Pemerintah mematangkan paket kebijakan lanjutan menghadapi pandemi Covid-19 (virus korona) yang berimbas pada perekonomian Tanah Air. Ketidakpastian yang ditimbulkan virus baru itu diketahui mengubah potensi pertumbuhan ekonomi, mengganggu pasar saham dan melemahkan kegiatan industri manufaktur.

 

Demikian dikatakan Menteri Koordinator Bidang Perekonomian Airlangga Hartarto usai melakukan rapat terbatas kabinet melalui telekonferensi, Jumat (20/3). Dari paket kebijakan itu, pemerintah akan merelaksasi leasing motor untuk ojek daring.

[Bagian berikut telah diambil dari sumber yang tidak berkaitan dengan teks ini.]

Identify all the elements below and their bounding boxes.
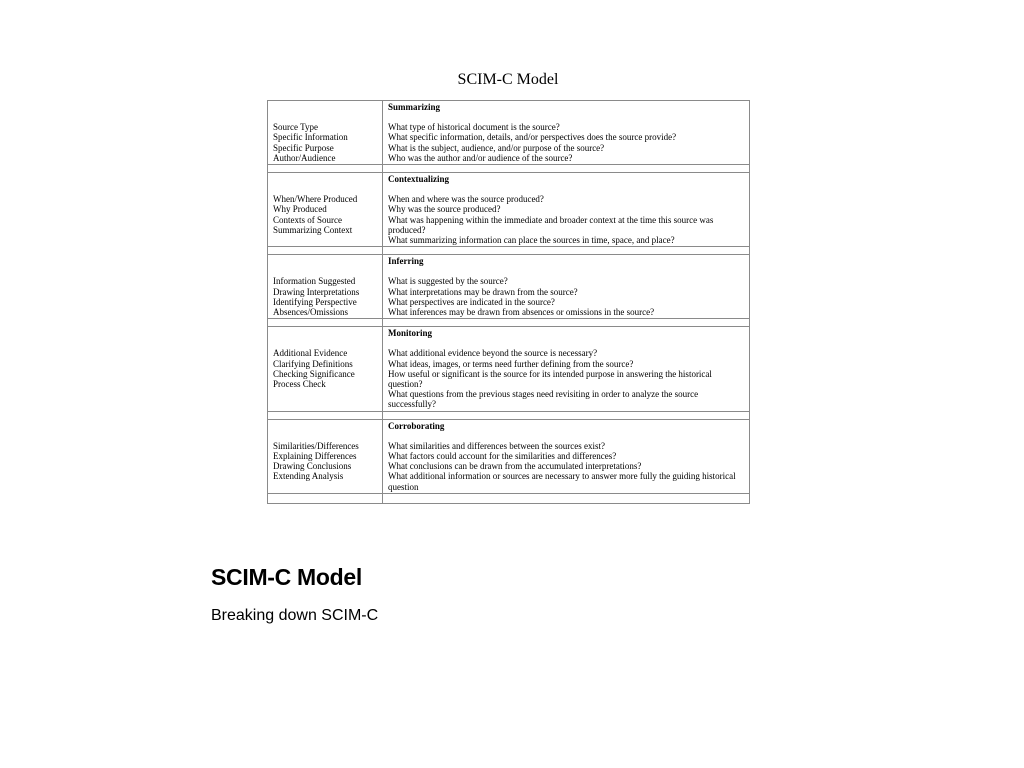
guiding-question: What specific information, details, and/or perspectives does the source provide?	[388, 132, 677, 143]
spacer-cell	[268, 319, 383, 327]
document-title: SCIM-C Model	[457, 71, 559, 88]
table-section-row	[268, 255, 750, 319]
term-label: Information Suggested	[273, 276, 356, 287]
section-question-cell	[383, 101, 750, 165]
term-label: Additional Evidence	[273, 348, 348, 359]
term-label: Identifying Perspective	[273, 296, 357, 307]
term-label: Contexts of Source	[273, 214, 342, 225]
section-question-cell	[383, 173, 750, 247]
term-label: Source Type	[273, 122, 318, 133]
spacer-cell	[383, 319, 750, 327]
term-label: Drawing Interpretations	[273, 286, 360, 297]
guiding-question: Why was the source produced?	[388, 204, 501, 215]
guiding-question: What ideas, images, or terms need further defining from the source?	[388, 358, 634, 369]
spacer-cell	[268, 247, 383, 255]
section-term-cell	[268, 101, 383, 165]
guiding-question: How useful or significant is the source for its intended purpose in answering the historical question?	[388, 368, 712, 390]
spacer-cell	[383, 493, 750, 503]
term-label: Specific Information	[273, 132, 348, 143]
spacer-cell	[383, 165, 750, 173]
guiding-question: What type of historical document is the source?	[388, 122, 560, 133]
table-section-row	[268, 173, 750, 247]
spacer-row	[268, 493, 750, 503]
scim-c-table	[267, 100, 750, 504]
spacer-cell	[268, 165, 383, 173]
slide-title: SCIM-C Model	[211, 564, 362, 590]
guiding-question: What factors could account for the similarities and differences?	[388, 451, 617, 462]
section-term-cell	[268, 173, 383, 247]
term-label: Checking Significance	[273, 368, 355, 379]
term-label: When/Where Produced	[273, 194, 358, 205]
section-question-cell	[383, 327, 750, 411]
term-label: Summarizing Context	[273, 224, 353, 235]
term-label: Specific Purpose	[273, 142, 334, 153]
spacer-row	[268, 165, 750, 173]
term-label: Explaining Differences	[273, 451, 357, 462]
section-term-cell	[268, 327, 383, 411]
table-section-row	[268, 419, 750, 493]
section-question-cell	[383, 255, 750, 319]
spacer-cell	[268, 493, 383, 503]
spacer-cell	[268, 411, 383, 419]
guiding-question: When and where was the source produced?	[388, 194, 544, 205]
term-label: Why Produced	[273, 204, 327, 215]
table-section-row	[268, 327, 750, 411]
term-label: Drawing Conclusions	[273, 461, 352, 472]
term-label: Process Check	[273, 379, 326, 390]
guiding-question: What conclusions can be drawn from the accumulated interpretations?	[388, 461, 642, 472]
guiding-question: What questions from the previous stages need revisiting in order to analyze the source successfully?	[388, 389, 699, 410]
guiding-question: What similarities and differences between the sources exist?	[388, 440, 606, 451]
term-label: Absences/Omissions	[273, 307, 348, 318]
term-label: Author/Audience	[273, 152, 336, 163]
spacer-row	[268, 247, 750, 255]
guiding-question: What perspectives are indicated in the source?	[388, 296, 555, 307]
spacer-cell	[383, 411, 750, 419]
section-heading: Corroborating	[388, 420, 445, 431]
guiding-question: What inferences may be drawn from absences or omissions in the source?	[388, 307, 655, 318]
section-term-cell	[268, 255, 383, 319]
term-label: Similarities/Differences	[273, 440, 359, 451]
guiding-question: Who was the author and/or audience of the source?	[388, 152, 573, 163]
section-heading: Contextualizing	[388, 174, 450, 185]
section-question-cell	[383, 419, 750, 493]
term-label: Extending Analysis	[273, 471, 344, 482]
section-heading: Summarizing	[388, 102, 441, 112]
spacer-row	[268, 411, 750, 419]
table-section-row	[268, 101, 750, 165]
section-term-cell	[268, 419, 383, 493]
term-label: Clarifying Definitions	[273, 358, 353, 369]
slide-subtitle: Breaking down SCIM-C	[211, 607, 379, 624]
spacer-cell	[383, 247, 750, 255]
guiding-question: What is suggested by the source?	[388, 276, 508, 287]
guiding-question: What was happening within the immediate and broader context at the time this source was produced?	[388, 214, 714, 235]
guiding-question: What additional information or sources are necessary to answer more fully the guiding historical question	[388, 471, 736, 492]
section-heading: Monitoring	[388, 328, 432, 339]
guiding-question: What summarizing information can place the sources in time, space, and place?	[388, 235, 675, 246]
section-heading: Inferring	[388, 256, 424, 267]
spacer-row	[268, 319, 750, 327]
guiding-question: What additional evidence beyond the source is necessary?	[388, 348, 598, 359]
guiding-question: What interpretations may be drawn from the source?	[388, 286, 578, 297]
guiding-question: What is the subject, audience, and/or purpose of the source?	[388, 142, 605, 153]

Antisipasi Pandemi Covid-19, Pemerintah Jamin Ketersediaan Pangan

Kebijakan tersebut berupa pelonggaran ketentuan penghitungan kolektibilitas atau klasifikasi keadaan pembayaran kredit motor, utamanya ojek daring selama satu tahun.

 

"Tidak diperkenankan bagi perusahaan leasing non-bank untuk menggunakan jasa penagihan atau debt collector yang menimbulkan keresahan bagi masyarakat, terutama ojek online," kata Airlangga.

 

Kedua, pemerintah dalam waktu dekat akan menerbitkan Peraturan Presiden (Perpres) yang memberi kemudahan dan percepatan proses pengadaan barang serta jasa yang berkaitan dengan pencegahan penanganan virus korona.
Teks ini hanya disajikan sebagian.